Close to 300 people marched through the streets of Whangarei today to protest the signing of the Trans Pacific Partnership (TPP).
The marchers, waving banners and chanting, were led by the traditional hikoi which makes its way from Cape Reinga to Waitangi each February.
Lunchtime crowds in Whangarei watched as the marchers went past, and a number joined them for a rally in the mall.
Many said they supported the views of the protesters, saying the trade deal would favour global corporations and jeopardise New Zealanders right to determine their own destiny.
Watch John Campbell talk to Todd McClay on the TPP.[embedded content]
But one person asked why the marchers were not at work.
Another said if the TPP opened up new markets for New Zealand that had to be good for the country.
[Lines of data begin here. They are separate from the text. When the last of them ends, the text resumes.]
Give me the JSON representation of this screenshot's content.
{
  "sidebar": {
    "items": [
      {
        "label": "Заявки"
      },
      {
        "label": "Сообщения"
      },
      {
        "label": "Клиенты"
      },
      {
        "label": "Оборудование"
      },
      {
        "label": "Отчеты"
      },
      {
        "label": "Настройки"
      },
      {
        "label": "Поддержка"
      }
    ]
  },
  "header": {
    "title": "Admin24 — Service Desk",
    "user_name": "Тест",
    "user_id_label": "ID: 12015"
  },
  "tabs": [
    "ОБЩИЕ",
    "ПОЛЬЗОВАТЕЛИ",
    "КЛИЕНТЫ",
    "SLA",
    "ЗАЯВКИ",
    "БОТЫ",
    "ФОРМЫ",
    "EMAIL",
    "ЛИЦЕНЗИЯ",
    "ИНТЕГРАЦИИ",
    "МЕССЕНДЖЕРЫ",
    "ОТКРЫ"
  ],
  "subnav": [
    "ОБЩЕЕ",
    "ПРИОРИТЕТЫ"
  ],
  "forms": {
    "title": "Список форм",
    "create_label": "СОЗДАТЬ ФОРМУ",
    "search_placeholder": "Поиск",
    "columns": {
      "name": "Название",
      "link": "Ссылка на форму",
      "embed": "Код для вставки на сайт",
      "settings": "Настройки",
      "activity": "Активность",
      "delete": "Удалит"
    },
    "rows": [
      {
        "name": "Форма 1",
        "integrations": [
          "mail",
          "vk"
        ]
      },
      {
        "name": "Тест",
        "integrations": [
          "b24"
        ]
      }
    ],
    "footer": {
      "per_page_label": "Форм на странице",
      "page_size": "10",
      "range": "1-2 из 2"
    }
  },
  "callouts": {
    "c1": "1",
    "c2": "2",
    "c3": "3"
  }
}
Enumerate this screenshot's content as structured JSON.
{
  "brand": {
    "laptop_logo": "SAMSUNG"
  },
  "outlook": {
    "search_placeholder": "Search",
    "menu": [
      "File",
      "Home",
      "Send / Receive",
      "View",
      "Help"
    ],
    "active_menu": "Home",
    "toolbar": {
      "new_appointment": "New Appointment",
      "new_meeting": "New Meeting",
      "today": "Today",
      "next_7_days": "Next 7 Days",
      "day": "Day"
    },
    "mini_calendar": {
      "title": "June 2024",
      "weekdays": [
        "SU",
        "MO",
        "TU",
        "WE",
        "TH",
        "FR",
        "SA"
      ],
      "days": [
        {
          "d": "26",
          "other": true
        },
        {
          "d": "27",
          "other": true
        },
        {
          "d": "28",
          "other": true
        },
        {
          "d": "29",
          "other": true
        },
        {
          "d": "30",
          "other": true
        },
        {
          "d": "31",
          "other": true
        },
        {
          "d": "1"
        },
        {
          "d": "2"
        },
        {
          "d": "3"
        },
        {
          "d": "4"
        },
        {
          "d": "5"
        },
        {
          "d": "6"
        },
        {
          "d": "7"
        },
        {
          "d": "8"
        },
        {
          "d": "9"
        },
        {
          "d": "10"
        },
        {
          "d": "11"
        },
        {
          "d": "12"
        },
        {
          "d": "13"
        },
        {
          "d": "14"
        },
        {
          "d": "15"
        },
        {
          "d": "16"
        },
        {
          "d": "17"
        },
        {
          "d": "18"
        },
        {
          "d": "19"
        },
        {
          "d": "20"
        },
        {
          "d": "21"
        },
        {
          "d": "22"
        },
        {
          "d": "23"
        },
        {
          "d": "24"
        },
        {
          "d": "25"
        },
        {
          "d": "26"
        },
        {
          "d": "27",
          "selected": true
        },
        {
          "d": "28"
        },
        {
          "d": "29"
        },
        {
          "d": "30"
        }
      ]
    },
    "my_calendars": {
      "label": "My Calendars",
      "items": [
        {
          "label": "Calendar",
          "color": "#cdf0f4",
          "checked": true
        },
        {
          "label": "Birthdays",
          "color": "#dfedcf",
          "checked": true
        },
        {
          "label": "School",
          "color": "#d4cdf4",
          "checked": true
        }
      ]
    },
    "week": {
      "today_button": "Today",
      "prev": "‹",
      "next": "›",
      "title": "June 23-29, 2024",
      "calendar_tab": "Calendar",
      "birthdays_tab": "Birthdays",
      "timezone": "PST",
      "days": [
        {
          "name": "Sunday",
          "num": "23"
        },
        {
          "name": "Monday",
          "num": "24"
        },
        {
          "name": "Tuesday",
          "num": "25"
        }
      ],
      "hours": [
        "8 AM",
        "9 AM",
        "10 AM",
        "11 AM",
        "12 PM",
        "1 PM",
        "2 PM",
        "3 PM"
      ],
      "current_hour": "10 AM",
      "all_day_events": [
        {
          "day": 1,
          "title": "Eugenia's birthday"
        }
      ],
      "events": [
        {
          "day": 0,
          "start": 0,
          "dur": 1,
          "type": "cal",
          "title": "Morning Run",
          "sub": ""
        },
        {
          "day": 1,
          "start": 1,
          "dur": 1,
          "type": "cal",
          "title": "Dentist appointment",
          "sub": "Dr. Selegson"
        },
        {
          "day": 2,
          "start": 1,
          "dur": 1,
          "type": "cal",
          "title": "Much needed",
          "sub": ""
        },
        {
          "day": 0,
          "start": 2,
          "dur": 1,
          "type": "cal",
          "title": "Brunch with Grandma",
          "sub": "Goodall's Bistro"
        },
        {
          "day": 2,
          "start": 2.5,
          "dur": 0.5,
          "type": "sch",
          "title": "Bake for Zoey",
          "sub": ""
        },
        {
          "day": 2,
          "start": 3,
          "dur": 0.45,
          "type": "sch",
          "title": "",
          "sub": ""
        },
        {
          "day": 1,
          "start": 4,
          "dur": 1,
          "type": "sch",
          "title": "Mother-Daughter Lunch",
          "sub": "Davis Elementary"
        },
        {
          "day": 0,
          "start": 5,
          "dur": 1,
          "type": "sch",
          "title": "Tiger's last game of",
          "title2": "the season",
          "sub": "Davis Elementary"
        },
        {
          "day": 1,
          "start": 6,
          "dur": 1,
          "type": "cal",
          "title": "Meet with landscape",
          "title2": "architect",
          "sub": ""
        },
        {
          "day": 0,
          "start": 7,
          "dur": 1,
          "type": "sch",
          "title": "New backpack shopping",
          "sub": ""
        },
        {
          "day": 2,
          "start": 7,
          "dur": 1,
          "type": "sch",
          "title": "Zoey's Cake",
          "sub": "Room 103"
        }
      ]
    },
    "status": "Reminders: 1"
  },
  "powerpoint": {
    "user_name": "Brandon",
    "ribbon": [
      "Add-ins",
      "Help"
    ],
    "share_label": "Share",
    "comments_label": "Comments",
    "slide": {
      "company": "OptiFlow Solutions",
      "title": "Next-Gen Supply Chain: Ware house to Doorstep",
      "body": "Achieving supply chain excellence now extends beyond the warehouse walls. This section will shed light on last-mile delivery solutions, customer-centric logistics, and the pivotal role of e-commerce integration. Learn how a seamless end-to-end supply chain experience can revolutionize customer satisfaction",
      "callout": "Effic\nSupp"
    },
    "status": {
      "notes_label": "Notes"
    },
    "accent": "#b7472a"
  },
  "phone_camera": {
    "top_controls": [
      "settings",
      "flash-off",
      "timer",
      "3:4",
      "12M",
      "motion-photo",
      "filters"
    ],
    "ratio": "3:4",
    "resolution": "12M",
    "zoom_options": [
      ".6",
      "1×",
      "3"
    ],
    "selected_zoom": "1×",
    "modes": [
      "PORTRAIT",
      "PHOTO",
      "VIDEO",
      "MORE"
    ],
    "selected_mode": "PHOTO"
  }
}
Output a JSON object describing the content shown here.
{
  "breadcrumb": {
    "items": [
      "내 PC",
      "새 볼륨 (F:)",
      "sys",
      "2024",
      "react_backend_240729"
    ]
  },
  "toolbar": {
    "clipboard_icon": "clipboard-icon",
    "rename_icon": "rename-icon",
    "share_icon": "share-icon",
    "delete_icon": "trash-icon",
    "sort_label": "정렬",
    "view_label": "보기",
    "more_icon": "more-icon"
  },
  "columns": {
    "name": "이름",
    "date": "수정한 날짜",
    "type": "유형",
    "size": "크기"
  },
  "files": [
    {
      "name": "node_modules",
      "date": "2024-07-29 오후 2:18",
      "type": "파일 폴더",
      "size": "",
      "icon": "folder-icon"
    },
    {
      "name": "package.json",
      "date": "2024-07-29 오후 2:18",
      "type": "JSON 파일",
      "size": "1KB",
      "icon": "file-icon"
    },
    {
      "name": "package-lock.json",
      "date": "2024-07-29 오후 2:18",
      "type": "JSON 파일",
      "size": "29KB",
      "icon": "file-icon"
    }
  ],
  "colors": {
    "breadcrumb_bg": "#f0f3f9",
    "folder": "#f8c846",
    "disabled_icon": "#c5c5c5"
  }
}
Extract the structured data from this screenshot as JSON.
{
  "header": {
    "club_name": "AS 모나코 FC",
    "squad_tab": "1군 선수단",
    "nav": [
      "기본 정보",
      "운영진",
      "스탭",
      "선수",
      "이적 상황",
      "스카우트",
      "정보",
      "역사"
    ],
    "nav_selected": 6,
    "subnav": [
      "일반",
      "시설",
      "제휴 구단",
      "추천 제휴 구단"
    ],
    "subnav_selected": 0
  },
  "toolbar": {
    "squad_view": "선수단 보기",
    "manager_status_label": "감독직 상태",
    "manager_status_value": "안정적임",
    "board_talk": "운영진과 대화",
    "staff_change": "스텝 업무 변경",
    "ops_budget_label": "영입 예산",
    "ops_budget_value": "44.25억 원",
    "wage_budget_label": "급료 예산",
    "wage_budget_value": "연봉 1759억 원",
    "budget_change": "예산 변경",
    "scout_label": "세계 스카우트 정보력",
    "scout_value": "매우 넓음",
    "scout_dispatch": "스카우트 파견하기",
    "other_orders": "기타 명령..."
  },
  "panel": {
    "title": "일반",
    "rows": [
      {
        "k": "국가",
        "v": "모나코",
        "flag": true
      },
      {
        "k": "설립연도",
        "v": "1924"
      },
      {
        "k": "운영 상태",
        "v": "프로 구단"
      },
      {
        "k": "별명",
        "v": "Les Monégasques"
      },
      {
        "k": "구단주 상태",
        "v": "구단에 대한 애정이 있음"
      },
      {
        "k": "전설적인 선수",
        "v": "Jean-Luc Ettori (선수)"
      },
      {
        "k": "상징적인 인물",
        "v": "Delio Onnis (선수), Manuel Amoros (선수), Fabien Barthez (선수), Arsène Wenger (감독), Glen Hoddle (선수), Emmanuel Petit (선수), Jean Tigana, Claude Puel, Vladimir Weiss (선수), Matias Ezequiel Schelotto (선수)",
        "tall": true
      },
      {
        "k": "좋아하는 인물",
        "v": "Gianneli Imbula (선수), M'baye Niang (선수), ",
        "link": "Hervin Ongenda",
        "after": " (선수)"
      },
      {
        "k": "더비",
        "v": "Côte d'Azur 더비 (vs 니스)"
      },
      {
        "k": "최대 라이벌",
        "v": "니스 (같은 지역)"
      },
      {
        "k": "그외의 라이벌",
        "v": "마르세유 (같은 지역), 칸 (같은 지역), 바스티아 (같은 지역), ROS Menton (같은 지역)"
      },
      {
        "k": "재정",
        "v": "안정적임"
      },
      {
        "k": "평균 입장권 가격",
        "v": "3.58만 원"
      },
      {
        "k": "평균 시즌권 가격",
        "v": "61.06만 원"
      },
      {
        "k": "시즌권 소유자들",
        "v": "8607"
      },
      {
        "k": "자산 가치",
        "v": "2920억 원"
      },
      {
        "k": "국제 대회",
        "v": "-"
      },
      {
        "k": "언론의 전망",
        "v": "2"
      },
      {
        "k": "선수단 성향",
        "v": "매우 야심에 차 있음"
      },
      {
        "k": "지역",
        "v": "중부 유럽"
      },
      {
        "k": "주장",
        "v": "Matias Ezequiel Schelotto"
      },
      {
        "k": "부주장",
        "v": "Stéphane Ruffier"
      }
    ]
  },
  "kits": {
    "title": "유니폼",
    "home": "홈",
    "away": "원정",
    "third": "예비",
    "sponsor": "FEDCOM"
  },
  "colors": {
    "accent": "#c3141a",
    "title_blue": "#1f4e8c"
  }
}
Whangarei man Chris Leitch hired a bus to take 20 people down to Auckland tomorrow to join the protest at the signing of the controversial trade deal.
He said it was important people got out and showed what they thought of the TPP if they did not want it.
“It’s probably the only way people are going to have any say in the agreement, because there’s no consultation; there’s no select committee process; there’s no debate in Parliament so the public won’t get a say in any other way,” he said.
The hikoi is on its way to Auckland to protest at tomorrow’s signing at SkyCity.
Well-known Northland kuia Lynette Stewart said she supported the right of the protesters to demonstrate strongly against the TPP but they should observe the good manners passed down by the old people.
She said Prime Minister John Key should go to Waitangi’s Te Tii Marae, despite the risk of protest, and would be fine as long as the protesters observed the old ways.
But hikoi leader Heeni Hoterene said the time for being polite had passed.
“(Many of)… the elders don’t even understand how these TPP issues are going to affect us,” she said.
“All they want to do is keep the peace, but what does that mean? It’s not going to be a peaceful future for our families, so we’re saying ‘no, we’re going to stand up’, and if that means protesting, if that means rioting, if that means causing a lot of trouble, we will.”
Ms Hoterene said if Mr Key went to Waitangi it would be for his own reasons and she could not say if he would be safe.
Speaking before the signing of the TPP in Auckland, Checkpoint’s John Campbell asked Minister of Trade Todd McClay whether the protesters’ concerns were legitimate.
“There is no loss of sovereignty. It is fair to say every time countries of the world agree something, make agreements with each other, they make commitments to each other.
“If in the end somebody is unhappy with what happens, a future government they have the ability to withdraw from this agreement, it’s the same with every agreement New Zealand’s ever signed,” Mr McClay said.
Mr McClay said he asked only that protesters observed the law and were respectful to international visitors.